No final da sessão, vários senadores republicanos, incluindo o fiel aliado Ted Cruz, deixaram duras críticas à prestação dos advogados, sobretudo à de Bruce Castor. O próprio Donald Trump terá ficado furioso com o desempenho do seu advogado. De acordo com a CNN, que citou fontes próximas do ex-presidente, Trump passou grande parte do discurso de Castor aos berros.

Absolvição de Trump praticamente garantida

No final do debate, que não durou as quatro horas que poderia ter durado, os senadores votaram e o resultado foi claro, mas não suficientemente expressivo. Apenas seis republicanos votaram ao lado dos democratas na defesa da constitucionalidade do processo — o que significa que 44 se opõem, inclusivamente, à legalidade do julgamento.

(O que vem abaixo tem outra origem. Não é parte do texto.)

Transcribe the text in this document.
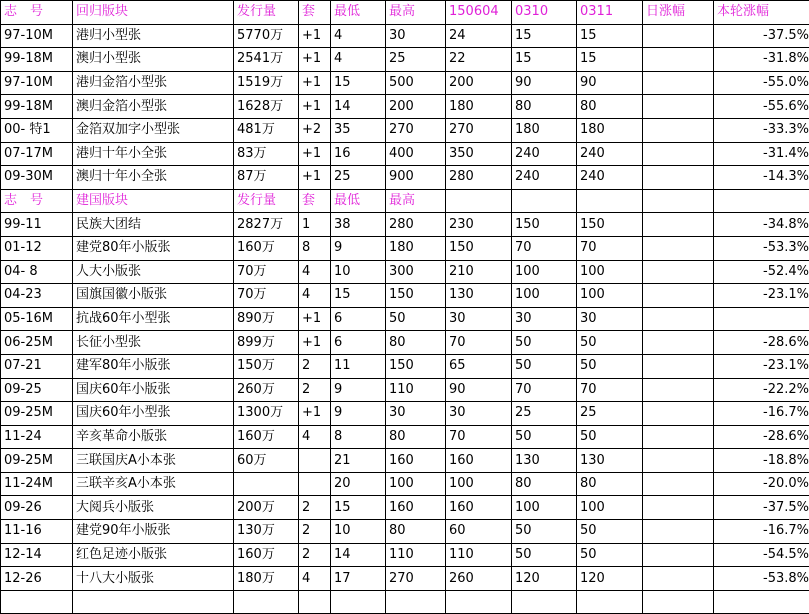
志　号	回归版块	发行量	套	最低	最高	150604	0310	0311	日涨幅	本轮涨幅
97-10M	港归小型张	5770万	+1	4	30	24	15	15		-37.5%
99-18M	澳归小型张	2541万	+1	4	25	22	15	15		-31.8%
97-10M	港归金箔小型张	1519万	+1	15	500	200	90	90		-55.0%
99-18M	澳归金箔小型张	1628万	+1	14	200	180	80	80		-55.6%
00- 特1	金箔双加字小型张	481万	+2	35	270	270	180	180		-33.3%
07-17M	港归十年小全张	83万	+1	16	400	350	240	240		-31.4%
09-30M	澳归十年小全张	87万	+1	25	900	280	240	240		-14.3%
志　号	建国版块	发行量	套	最低	最高					
99-11	民族大团结	2827万	1	38	280	230	150	150		-34.8%
01-12	建党80年小版张	160万	8	9	180	150	70	70		-53.3%
04- 8	人大小版张	70万	4	10	300	210	100	100		-52.4%
04-23	国旗国徽小版张	70万	4	15	150	130	100	100		-23.1%
05-16M	抗战60年小型张	890万	+1	6	50	30	30	30		
06-25M	长征小型张	899万	+1	6	80	70	50	50		-28.6%
07-21	建军80年小版张	150万	2	11	150	65	50	50		-23.1%
09-25	国庆60年小版张	260万	2	9	110	90	70	70		-22.2%
09-25M	国庆60年小型张	1300万	+1	9	30	30	25	25		-16.7%
11-24	辛亥革命小版张	160万	4	8	80	70	50	50		-28.6%
09-25M	三联国庆A小本张	60万		21	160	160	130	130		-18.8%
11-24M	三联辛亥A小本张			20	100	100	80	80		-20.0%
09-26	大阅兵小版张	200万	2	15	160	160	100	100		-37.5%
11-16	建党90年小版张	130万	2	10	80	60	50	50		-16.7%
12-14	红色足迹小版张	160万	2	14	110	110	50	50		-54.5%
12-26	十八大小版张	180万	4	17	270	260	120	120		-53.8%
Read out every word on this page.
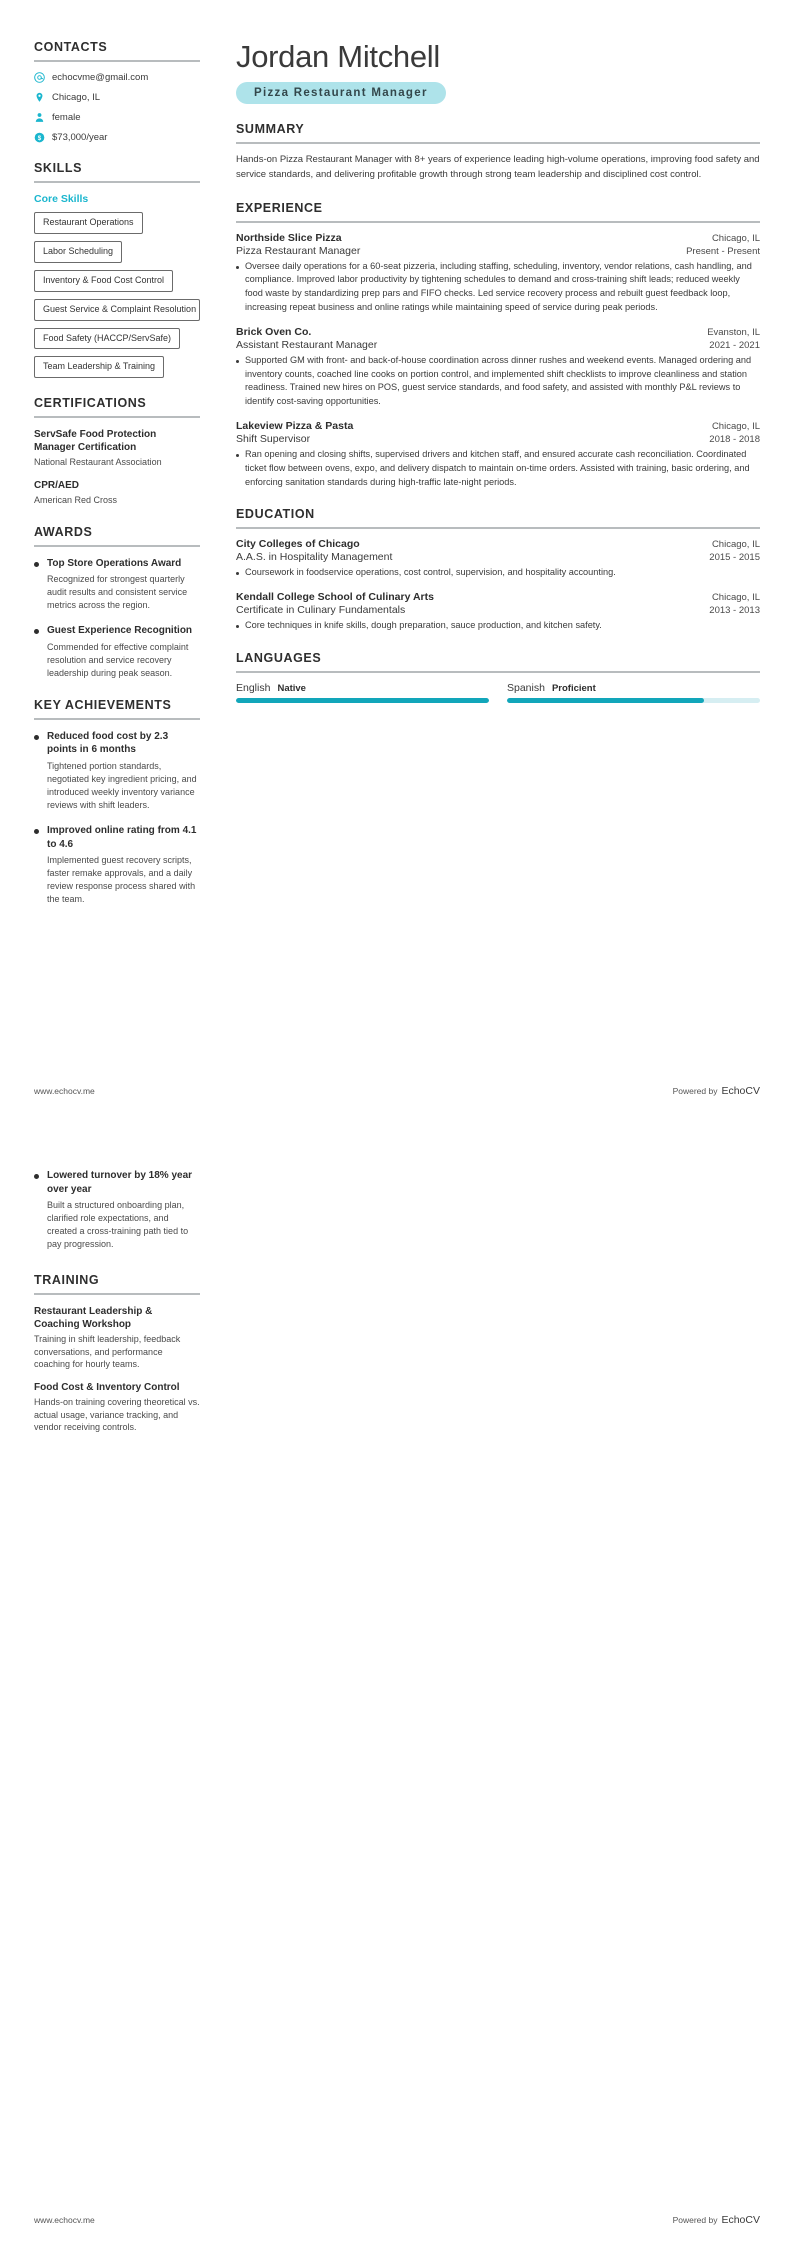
CONTACTS
echocvme@gmail.com
Chicago, IL
female
$ $73,000/year
SKILLS
Core Skills
Restaurant Operations
Labor Scheduling
Inventory & Food Cost Control
Guest Service & Complaint Resolution
Food Safety (HACCP/ServSafe)
Team Leadership & Training
CERTIFICATIONS
ServSafe Food Protection Manager Certification
National Restaurant Association
CPR/AED
American Red Cross
AWARDS
Top Store Operations Award
Recognized for strongest quarterly audit results and consistent service metrics across the region.
Guest Experience Recognition
Commended for effective complaint resolution and service recovery leadership during peak season.
KEY ACHIEVEMENTS
Reduced food cost by 2.3 points in 6 months
Tightened portion standards, negotiated key ingredient pricing, and introduced weekly inventory variance reviews with shift leaders.
Improved online rating from 4.1 to 4.6
Implemented guest recovery scripts, faster remake approvals, and a daily review response process shared with the team.
Jordan Mitchell
Pizza Restaurant Manager
SUMMARY

Hands-on Pizza Restaurant Manager with 8+ years of experience leading high-volume operations, improving food safety and service standards, and delivering profitable growth through strong team leadership and disciplined cost control.

EXPERIENCE
Northside Slice Pizza	Chicago, IL
Pizza Restaurant Manager	Present - Present
Oversee daily operations for a 60-seat pizzeria, including staffing, scheduling, inventory, vendor relations, cash handling, and compliance. Improved labor productivity by tightening schedules to demand and cross-training shift leads; reduced weekly food waste by standardizing prep pars and FIFO checks. Led service recovery process and rebuilt guest feedback loop, increasing repeat business and online ratings while maintaining speed of service during peak periods.
Brick Oven Co.	Evanston, IL
Assistant Restaurant Manager	2021 - 2021
Supported GM with front- and back-of-house coordination across dinner rushes and weekend events. Managed ordering and inventory counts, coached line cooks on portion control, and implemented shift checklists to improve cleanliness and station readiness. Trained new hires on POS, guest service standards, and food safety, and assisted with monthly P&L reviews to identify cost-saving opportunities.
Lakeview Pizza & Pasta	Chicago, IL
Shift Supervisor	2018 - 2018
Ran opening and closing shifts, supervised drivers and kitchen staff, and ensured accurate cash reconciliation. Coordinated ticket flow between ovens, expo, and delivery dispatch to maintain on-time orders. Assisted with training, basic ordering, and enforcing sanitation standards during high-traffic late-night periods.
EDUCATION
City Colleges of Chicago	Chicago, IL
A.A.S. in Hospitality Management	2015 - 2015
Coursework in foodservice operations, cost control, supervision, and hospitality accounting.
Kendall College School of Culinary Arts	Chicago, IL
Certificate in Culinary Fundamentals	2013 - 2013
Core techniques in knife skills, dough preparation, sauce production, and kitchen safety.
LANGUAGES
English Native	Spanish Proficient
www.echocv.me	Powered by EchoCV
Lowered turnover by 18% year over year
Built a structured onboarding plan, clarified role expectations, and created a cross-training path tied to pay progression.
TRAINING
Restaurant Leadership & Coaching Workshop
Training in shift leadership, feedback conversations, and performance coaching for hourly teams.
Food Cost & Inventory Control
Hands-on training covering theoretical vs. actual usage, variance tracking, and vendor receiving controls.
www.echocv.me	Powered by EchoCV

A contabilidade dos votos desta terça-feira permite antever um resultado favorável ao ex-presidente quando, na próxima semana, os senadores votarem o veredicto final. Para que Trump seja condenado, é preciso que dois terços dos senadores votem nesse sentido — e isso implica os 50 votos democratas e pelo menos 17 republicanos. A julgar pelo facto de os democratas só terem conseguido convencer seis republicanos da legalidade do julgamento, a absolvição de Trump está praticamente garantida.

Aprovada a constitucionalidade do impeachment, o julgamento propriamente dito começa esta quarta-feira às 12h de Washington D.C. (17h em Lisboa), com a apresentação dos argumentos da acusação. Cada lado terá 16 horas, divididas por dois dias, para apresentar os seus argumentos. A fase de argumentos deverá estar concluída até ao final da semana ou, na pior das hipóteses, ao início da próxima semana.